The Center for Dignity aims to identify and reduce life-limiting healthcare inequities for people with disabilities. We have focused our work to five main areas: Mental Health/Suicide Prevention, Organ Transplants, Aging/End of Life, Prenatal Diagnosis and COVID-19. We have a subcommittee dedicated to each topic. In an effort to better understand where these inequities lie for people with disabilities, we started our work by conducting a gap analysis. A gap analysis is a tool that is used to help investigate and create a plan to fix a problem or issue, utilizing a 4-step process in which one identifies the current state of an issue, identifies the ideal future state, finds the gaps between the two and then creates a plan to close those gaps. 

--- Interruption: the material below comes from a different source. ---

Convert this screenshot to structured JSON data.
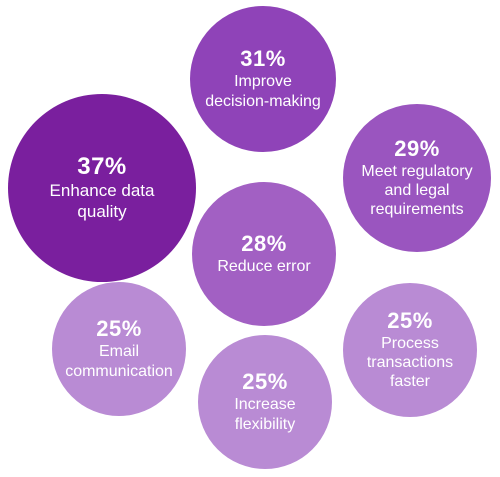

For the Mental Health/Suicide Prevention Subcommittee, the gap analysis showed that within the Mental Health and Suicide Prevention field the following inequities are clear:  

  • The systematic exclusion of people with disabilities in psychiatric research programs and clinical trials.
  • No nuanced mental health outcome measures for people with disabilities. 
  • Lack of training within the mental health workforce about I/DD
  • Care coordination and health care access are inadequate to meet the complex lifelong health care needs of persons with pediatric-onset disabilities 
  • Lack of doctors competent to treat dually diagnosed individuals on either I/DD or MH needs
  • Limited research on intervention for suicidal behaviors in the I/DD Population
  • Lack of understanding of why people with I/DD are 2.5-4.7 times more likely to have a mental health disability than people in the general population and why it is less likely to be identified

For the Organ Transplantation Subcommittee, the gap analysis provided us with evidence that there is systemic inequality for people with disabilities in receiving an organ transplant in the following ways: 

  • Early policy statements promoted awareness for increased donation but didn’t discuss candidacy
  • Demand for transplantable solid organs far exceeds supply
  • Patient selection criteria determined by individual programs with little transparency/oversight
  • Estimates of quality of life are influenced by implicit and explicit bias

For the Aging/End of Life Subcommittee, the gap analysis revealed that when it comes to aging and end of life for people with disabilities, inequities in healthcare exist with: 

  • Communication (multi-layered- doctor:patient, family:patient, family/patient-treatment team)
  • Decision-making process is not supported or person-centered
  • Complex family and social circumstances
  • Cultural stigma and societal barriers related to talking about and planning for death with people with I/DD
  • Unclear metrics to determine end of life

For the Prenatal Diagnosis Subcommittee, the gap analysis verified that in utero, the diagnosis of disability produces discriminatory practices, such as: 

  • Genetic testing and prenatal diagnosis are now routine and offered to all pregnant women, rather than just those in the high-risk category
  • Potential parents are often given medicalized “worst case scenario” information when presented with a prenatal diagnosis and rarely any positive information about how people with disabilities and their families can and do thrive

For the COVID-19 Workgroup, the Gap Analysis provided us with evidence that there are inequities in healthcare vis-á-vis both the treatment of COVID-19 and the vaccination against COVID-19.  Such as: 

  • Rationing of critical care through Crisis Standards of Care (triage protocols)
    • Increased exposure/risk through institutionalized congregate care 
    • Lack of prioritization for people with disabilities for the administration of the vaccine.

Each of these subcommittees are working hard to close these gaps in inequitable healthcare outcomes for people with disabilities.